Open m8pple opened 2 years ago
Actually, in placement.pdf I see the comment:
To support different algorithms, selectable at run time by the Orchestrator operator. In early iterations, thread (bucket) filling and simulated annealing is sufficient
so maybe users should start with tfill and move onto sa. Or try both?
This problem was initiated by very slow run-times caused by tfill (#303), and at least at the moment spread is drastically better than tfill:
I think spread
is more generally-useful. The tfill
default is a holdover from when we had bucket filling as the default (and we didn't want to break existing scripts). I'm quite happy to change this, if you think it's wise.
tfill
being the default is definitely a holdover from when it was the only placement method and because it hangs onto the idea that a thread hosts a set number of devices (initially 1024). It can be useful forgetting compact placements if properly constrained in the number of devices per thread and the number of threads per core. Unless you have a very large problem that would be run at 256 devices/thread, it is going to be slow.
If we are going to make spread
the default, then we need to take care with how it interacts with the default cluster sizes and the enhancements made in #296. Basically, to get a valid and sensible spread
placement, the user/operator needs to start the Orchestrator with the correct cluster size definition and load the correct hardware description file - if either of these are wrong, the outcome will either be a mapping that uses too little (so runs slow) or too much (so won't run at all) hardware.
If we are going to make spread the default, then we need to take care with how it interacts with the default cluster sizes and the enhancements made in #296. Basically, to get a valid and sensible spread placement, the user/operator needs to start the Orchestrator with the correct cluster size definition and load the correct hardware description file - if either of these are wrong, the outcome will either be a mapping that uses too little (so runs slow) or too much (so won't run at all) hardware.
I think that is my understanding of what tfill does: it either under-utilises the hardware, or doesn't place.
For both tfill and spread (any placement method?) they have to choose the correct hardware description file, but with tfill they also have to calculate a reasonable MaxDevicesPerThread.
I think that is my understanding of what tfill does: it either under-utilises the hardware, or doesn't place.
I agree that it under-utilises for a lot of problems but it should always place successfully, unless you have too many devices... By default it does 256 devices per thread so you need a lot of devices for it to fall over.
but with tfill they also have to calculate a reasonable MaxDevicesPerThread.
I guess it comes down to what is more desirable - a default behaviour that is faster and makes better use of the hardware, but is more likely to fail. Or a default that is almost guaranteed to work, all be it a bit slowly.

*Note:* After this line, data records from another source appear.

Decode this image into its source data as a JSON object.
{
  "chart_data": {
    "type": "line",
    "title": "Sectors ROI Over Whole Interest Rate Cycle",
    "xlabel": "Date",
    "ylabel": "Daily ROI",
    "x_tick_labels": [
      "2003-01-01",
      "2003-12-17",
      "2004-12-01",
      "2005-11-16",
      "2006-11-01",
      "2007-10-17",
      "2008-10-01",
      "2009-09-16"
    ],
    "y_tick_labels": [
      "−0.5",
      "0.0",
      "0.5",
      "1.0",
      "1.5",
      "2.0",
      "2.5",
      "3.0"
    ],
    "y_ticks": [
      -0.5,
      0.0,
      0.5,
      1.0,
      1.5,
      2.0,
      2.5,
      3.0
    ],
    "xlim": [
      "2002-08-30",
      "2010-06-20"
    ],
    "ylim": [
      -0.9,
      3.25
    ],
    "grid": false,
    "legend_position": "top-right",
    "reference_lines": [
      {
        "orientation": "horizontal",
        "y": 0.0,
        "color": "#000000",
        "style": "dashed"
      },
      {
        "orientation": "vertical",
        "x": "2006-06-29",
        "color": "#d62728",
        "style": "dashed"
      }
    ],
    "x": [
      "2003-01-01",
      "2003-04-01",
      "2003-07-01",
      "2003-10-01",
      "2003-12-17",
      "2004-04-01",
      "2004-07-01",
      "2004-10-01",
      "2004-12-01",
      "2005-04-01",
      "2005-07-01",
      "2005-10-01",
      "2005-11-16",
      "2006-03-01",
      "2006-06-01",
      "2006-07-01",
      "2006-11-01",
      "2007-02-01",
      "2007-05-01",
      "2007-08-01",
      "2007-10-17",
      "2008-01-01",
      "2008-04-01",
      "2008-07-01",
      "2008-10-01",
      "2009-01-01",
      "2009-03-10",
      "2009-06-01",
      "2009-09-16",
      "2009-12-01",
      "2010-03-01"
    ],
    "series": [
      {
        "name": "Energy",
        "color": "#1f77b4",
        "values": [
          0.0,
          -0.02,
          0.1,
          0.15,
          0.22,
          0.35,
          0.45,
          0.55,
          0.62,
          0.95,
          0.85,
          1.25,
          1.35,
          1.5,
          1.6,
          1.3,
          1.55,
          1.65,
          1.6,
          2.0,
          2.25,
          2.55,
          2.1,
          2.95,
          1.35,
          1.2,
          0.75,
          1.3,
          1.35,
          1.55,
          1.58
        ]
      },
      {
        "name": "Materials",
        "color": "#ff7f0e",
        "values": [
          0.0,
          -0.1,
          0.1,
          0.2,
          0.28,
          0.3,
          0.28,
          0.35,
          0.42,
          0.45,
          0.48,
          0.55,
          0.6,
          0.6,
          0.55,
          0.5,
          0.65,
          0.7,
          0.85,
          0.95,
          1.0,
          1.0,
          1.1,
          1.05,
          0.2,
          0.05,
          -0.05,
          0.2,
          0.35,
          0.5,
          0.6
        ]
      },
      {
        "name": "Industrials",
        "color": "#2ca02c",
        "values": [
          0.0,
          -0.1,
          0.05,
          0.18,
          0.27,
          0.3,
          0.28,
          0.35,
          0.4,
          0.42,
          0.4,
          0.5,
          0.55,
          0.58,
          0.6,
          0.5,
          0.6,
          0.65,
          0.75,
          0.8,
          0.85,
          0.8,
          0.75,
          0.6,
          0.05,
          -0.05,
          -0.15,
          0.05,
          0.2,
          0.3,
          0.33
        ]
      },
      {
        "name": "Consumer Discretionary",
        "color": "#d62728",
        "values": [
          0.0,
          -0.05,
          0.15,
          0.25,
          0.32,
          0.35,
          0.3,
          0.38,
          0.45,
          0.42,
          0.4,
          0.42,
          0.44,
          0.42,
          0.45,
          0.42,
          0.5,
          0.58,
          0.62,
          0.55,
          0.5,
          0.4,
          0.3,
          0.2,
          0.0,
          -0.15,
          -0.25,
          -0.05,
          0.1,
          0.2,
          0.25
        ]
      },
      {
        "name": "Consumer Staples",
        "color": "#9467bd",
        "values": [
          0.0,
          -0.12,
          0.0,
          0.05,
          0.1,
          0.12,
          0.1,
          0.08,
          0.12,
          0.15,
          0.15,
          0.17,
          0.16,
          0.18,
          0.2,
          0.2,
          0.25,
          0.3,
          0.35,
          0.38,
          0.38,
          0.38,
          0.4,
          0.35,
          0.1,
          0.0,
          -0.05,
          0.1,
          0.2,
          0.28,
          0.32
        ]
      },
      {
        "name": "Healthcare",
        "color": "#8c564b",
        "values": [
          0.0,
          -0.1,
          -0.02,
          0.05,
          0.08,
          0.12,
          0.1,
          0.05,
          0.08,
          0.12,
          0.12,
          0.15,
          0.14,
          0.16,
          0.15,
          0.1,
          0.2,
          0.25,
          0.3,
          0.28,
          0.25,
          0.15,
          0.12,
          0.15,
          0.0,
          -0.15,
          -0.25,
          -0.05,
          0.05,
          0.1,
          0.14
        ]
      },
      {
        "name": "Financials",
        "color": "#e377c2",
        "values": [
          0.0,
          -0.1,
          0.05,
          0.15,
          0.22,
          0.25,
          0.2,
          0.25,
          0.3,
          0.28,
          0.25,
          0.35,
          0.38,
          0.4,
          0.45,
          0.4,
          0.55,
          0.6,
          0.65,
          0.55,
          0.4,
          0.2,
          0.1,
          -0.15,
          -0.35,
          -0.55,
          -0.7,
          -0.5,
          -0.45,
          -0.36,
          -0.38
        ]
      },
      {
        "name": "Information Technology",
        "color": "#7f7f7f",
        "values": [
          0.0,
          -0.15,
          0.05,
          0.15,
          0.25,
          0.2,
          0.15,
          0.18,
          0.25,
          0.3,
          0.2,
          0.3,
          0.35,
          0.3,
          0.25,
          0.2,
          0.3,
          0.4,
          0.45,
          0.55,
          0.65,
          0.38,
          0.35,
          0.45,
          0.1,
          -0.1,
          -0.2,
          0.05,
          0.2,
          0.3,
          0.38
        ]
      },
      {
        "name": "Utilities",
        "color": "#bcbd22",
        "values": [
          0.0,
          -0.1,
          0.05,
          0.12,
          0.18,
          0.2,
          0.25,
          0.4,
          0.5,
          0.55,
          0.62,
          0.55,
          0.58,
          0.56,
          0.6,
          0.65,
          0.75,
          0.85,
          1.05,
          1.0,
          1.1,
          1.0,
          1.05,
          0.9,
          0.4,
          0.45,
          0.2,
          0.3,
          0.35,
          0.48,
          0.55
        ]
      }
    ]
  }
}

I do think that we should lower the default number of devices per thread for tfill though - the more we do with the Orchestrator, the more it becomes apparent that 256 devices per thread (let alone the original 1024) is a bit steep for most problems.
I think that is my understanding of what tfill does: it either under-utilises the hardware, or doesn't place.
I agree that it under-utilises for a lot of problems but it should always place successfully, unless you have too many devices... By > default it does 256 devices per thread so you need a lot of devices for it to fall over.
Sorry, there was an implicit "if you calculate MaxDevicesPerThread" there. As it stands, tfill won't work for end
users unless they set MaxDevicesPerThread. If they try to set MaxDevicesPerThread = ceil( Devices / Threads )
then
placement is likely to fail if they have more than one device type. Or they can be conservative and go for
MaxDevicesPerThread = ceil( 2 * Devices / Threads )
and probably end up with the front FPGAs overloaded and
the back FPGAs idle.
I guess it comes down to what is more desirable - a default behaviour that is faster and makes better use of the hardware, but is more likely to fail. Or a default that is almost guaranteed to work, all be it a bit slowly.
I think users are likely to expect all three: reasonably fast placement (though it might scale qausi-linear with device and thread count), decent utilisation of hardware (most threads are mostly used), and guaranteed success (if it fits, I sits). The alternative POETS run-times have always taken this approach, so in trying to attract users to switch to the Orchestrator that's really what we want to be offering.
I realise the one-device-type-per-core approach makes this a more complex problem, but from the users point of view the Orchestrator is just another run-time, so really they just want it to work.
A possible approach would be to provide an auto-tfill setting:
I'm not sure if spread does something like this automatically. So far I don't see placement failures when using it, but that might be luck.
Documentation read before-hand:
The default placement method in the user guide is "tfill", and there are a number of aliases to that as well so it seems like a good suggested default. I'm not sure what a good default placement method would be, but "tfill" seems like a bad default choice given the hyper-threading per core in tinsel.
If there are concerns about the run-time cost of "sa", would "random" be a better default, as it might cause more even loading of cores and DRAM channels? Or possibly "spread" rather than "tfill" (although spread is also thread-based, so not sure).
If "tfill" is considered the best default at the moment it would be useful to have a note saying "recommended" or something in section 5.9 of the user guide to indicate that it is a good default choice, as "sa" seems more attractive but is then not recommended.